À l’heure où la durabilité urbaine devient un enjeu mondial, Shanghai inaugure un projet architectural hors normes. Le Centre de valorisation énergétique des déchets de Baoshan, conçu par l’agence Ballistic Architecture Machine (BAM), redéfinit les standards de l’infrastructure industrielle. Sur les vestiges d’un ancien haut-fourneau, la ville chinoise transforme un site de production en véritable repère civique.

Avec ses 128 000 m², l’installation traite quotidiennement plus de 11 000 tonnes de déchets, combinant incinération et digestion anaérobie. Mais loin de s’arrêter à la performance technique, BAM imagine une architecture engagée : ni hangar déguisé, ni geste spectaculaire, mais une approche hybride où paysage et bâtiment se fondent, pour offrir une lecture sensible et pédagogique d’un équipement souvent marginalisé.

La volumétrie du bâtiment prend ici la forme d’une montagne artificielle. Sa façade stratifiée évoque la géologie, et son toit percé de grandes ouvertures — répondant à des contraintes de sécurité incendie — donne à lire une coque poreuse, presque organique. Vue de loin, l’installation affirme sa présence. Vue de près, elle s'efface partiellement, grâce à une série de perforations et de percements qui atténuent son échelle.

Sur le toit, un parc paysager de 10 hectares prolonge cette stratégie d'intégration. Cet espace vert surplombe les installations techniques tout en les dissimulant, et invite à la promenade, à la contemplation ou à la pédagogie environnementale. La toiture devient ainsi un nouveau sol, rendant l’infrastructure accessible et appropriable par les habitants.

Côté programme, BAM pousse l’expérience plus loin en imaginant une « mini-ville » immersive pour les visiteurs. Sur la façade, des volumes ludiques émergent pour accueillir un musée des déchets, des espaces d’exposition, des zones ludiques et une salle de cinéma 4D. Ce dispositif vise à changer le regard sur les déchets par une approche sensorielle et historique, retraçant les grandes étapes de leur gestion depuis l’ère des dinosaures jusqu’à l’ère numérique.

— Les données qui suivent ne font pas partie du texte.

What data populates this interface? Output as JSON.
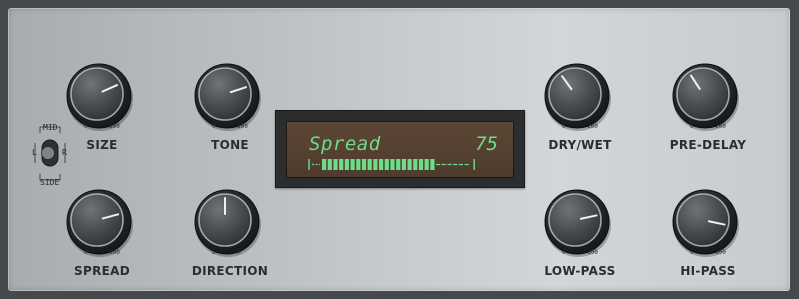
{
  "knobs": [
    {
      "id": "size",
      "label": "SIZE",
      "scale_min": "0",
      "scale_max": "100",
      "value": 0.72
    },
    {
      "id": "tone",
      "label": "TONE",
      "scale_min": "0",
      "scale_max": "100",
      "value": 0.74
    },
    {
      "id": "spread",
      "label": "SPREAD",
      "scale_min": "0",
      "scale_max": "100",
      "value": 0.75
    },
    {
      "id": "direction",
      "label": "DIRECTION",
      "scale_min": "L",
      "scale_max": "R",
      "value": 0.5
    },
    {
      "id": "dry-wet",
      "label": "DRY/WET",
      "scale_min": "0",
      "scale_max": "100",
      "value": 0.38
    },
    {
      "id": "pre-delay",
      "label": "PRE-DELAY",
      "scale_min": "0",
      "scale_max": "100",
      "value": 0.39
    },
    {
      "id": "low-pass",
      "label": "LOW-PASS",
      "scale_min": "0",
      "scale_max": "100",
      "value": 0.76
    },
    {
      "id": "hi-pass",
      "label": "HI-PASS",
      "scale_min": "0",
      "scale_max": "100",
      "value": 0.84
    }
  ],
  "display": {
    "param_name": "Spread",
    "param_value": "75",
    "bar_level": 0.75
  },
  "mode_switch": {
    "top_label": "MID",
    "bottom_label": "SIDE",
    "left_label": "L",
    "right_label": "R",
    "position": "left"
  },
  "colors": {
    "lcd_text": "#6fdc8a",
    "lcd_background": "#574234",
    "panel": "#c4c9cb"
  }
}
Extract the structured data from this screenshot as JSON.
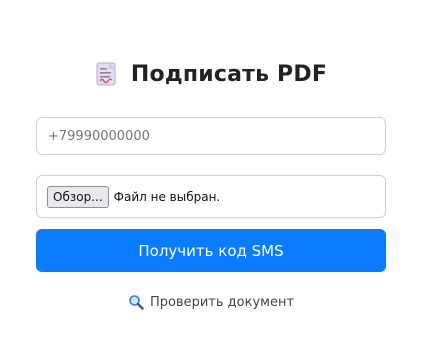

Ce projet s’inscrit dans la stratégie de neutralité carbone de Shanghai à l’horizon 2060, avec une réduction estimée de plus de 3 millions de tonnes de CO₂ par an. Plus encore, il amorce un changement de paradigme dans l’intégration des infrastructures dans la ville. En affrontant la logique NIMBY (« Not In My Backyard »), BAM démontre qu’un équipement industriel peut devenir un symbole de transition, voire un espace civique évolutif, capable demain d’être reconverti au gré des avancées technologiques.